Hastalığın oluşumunda rol oynadığı sanılan bazı faktörlerin operasyondan sonra ortadan kaldırılması da operasyon yönteminin seçimi gibi tekrarlamayı engelleme konusunda etkili olabilir. Örneğin operasyondan sonraki erken dönemde yaranın darbeler, basınç ve ezilmeler ve gerginlikten korunması hem erken dönemde operasyon yerinde sorun çıkmasını ve hem de geç dönemdeki tekrarlamaların riskini azaltmaktadır. Yine kişisel cilt hijyeninin yanısıra hem operasyon bölgesinin ve hemde bu alanın üstündeki cildin kıllardan arındırılması tekrarlama riskini azaltabilmektedir. Ameliyattan sonra lazer ile epilasyon, kilo verme, dar giysilerden kaçınma ve hastalık bölgesinin sürekli darbe ve ezilmelerden korunması gibi önlemler tekrarlamayı engellemek konusunda mantıklı görünse de yararları halen ispatlanmamıştır.
Alternatif tedavi yöntemleri olarak bölgenin kazınması, dondurulması, lazer ışınları veya elektrikli bıçaklar ile yakılması yanısıra sinüsün içine veya çevresine değisik kimyasal maddelerin uygulanması denenmiş olsa da hiçbiri bilimsel çevrelerce benimsenmemiştir.
Özetle cildin herhangi bir bölgesinde ama çogunlukla kuyruk sokumu bölgesinde delikler, sivilceler, kanlı veya irinli akıntılar ve ağrılı şişlikler pilonidal sinüs yani
kıl dönmesi hastalığının belirtileri olabilirler bunlardan herhangi biri veya birilerinin varlığında mutlaka doktora başvurulmalıdır.

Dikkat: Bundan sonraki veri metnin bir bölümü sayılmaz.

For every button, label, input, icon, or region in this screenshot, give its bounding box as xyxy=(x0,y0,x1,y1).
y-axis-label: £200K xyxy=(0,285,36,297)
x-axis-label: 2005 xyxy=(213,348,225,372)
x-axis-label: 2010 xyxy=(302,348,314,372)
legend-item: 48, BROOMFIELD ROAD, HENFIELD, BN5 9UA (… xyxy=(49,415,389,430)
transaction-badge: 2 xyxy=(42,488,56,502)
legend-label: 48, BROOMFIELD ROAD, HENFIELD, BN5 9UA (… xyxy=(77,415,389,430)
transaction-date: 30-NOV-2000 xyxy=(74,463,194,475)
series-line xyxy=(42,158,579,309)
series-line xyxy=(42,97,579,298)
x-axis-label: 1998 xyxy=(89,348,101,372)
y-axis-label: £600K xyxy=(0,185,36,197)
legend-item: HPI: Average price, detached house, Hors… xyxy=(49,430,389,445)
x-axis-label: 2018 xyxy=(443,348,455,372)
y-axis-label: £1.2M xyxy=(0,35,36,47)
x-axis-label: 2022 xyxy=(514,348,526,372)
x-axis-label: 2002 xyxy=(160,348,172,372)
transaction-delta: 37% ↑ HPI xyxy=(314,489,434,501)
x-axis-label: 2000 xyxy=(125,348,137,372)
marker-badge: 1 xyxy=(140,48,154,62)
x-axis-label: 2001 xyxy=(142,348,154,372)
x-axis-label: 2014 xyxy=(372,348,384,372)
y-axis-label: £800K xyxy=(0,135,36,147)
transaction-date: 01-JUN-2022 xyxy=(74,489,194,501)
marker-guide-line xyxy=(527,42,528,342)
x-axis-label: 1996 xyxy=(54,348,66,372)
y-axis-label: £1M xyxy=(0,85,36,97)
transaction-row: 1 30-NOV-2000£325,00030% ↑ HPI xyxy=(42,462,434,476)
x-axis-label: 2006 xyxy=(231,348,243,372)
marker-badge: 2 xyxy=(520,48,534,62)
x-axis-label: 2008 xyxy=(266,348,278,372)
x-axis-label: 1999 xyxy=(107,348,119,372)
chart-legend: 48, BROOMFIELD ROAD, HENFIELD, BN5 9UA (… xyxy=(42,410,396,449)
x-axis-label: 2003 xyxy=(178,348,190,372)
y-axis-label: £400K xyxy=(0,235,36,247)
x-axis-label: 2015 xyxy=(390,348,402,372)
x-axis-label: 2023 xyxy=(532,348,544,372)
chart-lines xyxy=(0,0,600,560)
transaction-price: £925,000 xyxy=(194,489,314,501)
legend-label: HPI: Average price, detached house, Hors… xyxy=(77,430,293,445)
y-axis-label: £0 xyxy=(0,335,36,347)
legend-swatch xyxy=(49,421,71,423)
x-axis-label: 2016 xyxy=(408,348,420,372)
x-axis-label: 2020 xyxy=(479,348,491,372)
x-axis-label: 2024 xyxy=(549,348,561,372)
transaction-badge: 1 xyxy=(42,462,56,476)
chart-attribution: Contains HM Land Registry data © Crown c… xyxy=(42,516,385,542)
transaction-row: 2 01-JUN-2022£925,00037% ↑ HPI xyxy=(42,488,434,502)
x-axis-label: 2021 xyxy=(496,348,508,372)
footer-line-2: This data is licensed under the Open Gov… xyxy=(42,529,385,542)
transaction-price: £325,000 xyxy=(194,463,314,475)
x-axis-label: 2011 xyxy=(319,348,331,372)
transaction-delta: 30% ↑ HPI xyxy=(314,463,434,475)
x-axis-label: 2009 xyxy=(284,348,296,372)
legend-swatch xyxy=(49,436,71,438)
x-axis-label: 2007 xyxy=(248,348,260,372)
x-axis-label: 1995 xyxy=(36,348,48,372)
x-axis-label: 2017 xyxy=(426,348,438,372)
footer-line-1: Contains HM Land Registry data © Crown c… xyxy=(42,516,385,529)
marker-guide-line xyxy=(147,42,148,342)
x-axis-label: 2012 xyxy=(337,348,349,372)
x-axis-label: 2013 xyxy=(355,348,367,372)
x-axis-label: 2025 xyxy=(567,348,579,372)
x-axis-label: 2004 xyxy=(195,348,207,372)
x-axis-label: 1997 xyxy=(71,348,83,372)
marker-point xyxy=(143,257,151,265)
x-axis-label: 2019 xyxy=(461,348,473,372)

Hastalığın tedavisi hiç bir zaman acil olmamakla birlikte ilerleyici özelliğinden dolayı bir an önce tedavisi için karar verilmelidir. Tedavi hemen her zaman cerrahidir ve varolan bir çok yöntemin seçimi hasta ve hastalığın durumuna göre ve hastanın hayat koşullarına göre değişmektedir. Sık görülen tekrarlamalar için seçilecek tedavi yine cerrahi olmakla birlikte bir çok cerrah tekrarlamalarda bir önceki operasyonda uygulanan prosedürden farklı bir yöntem kullanmaktan yanadır.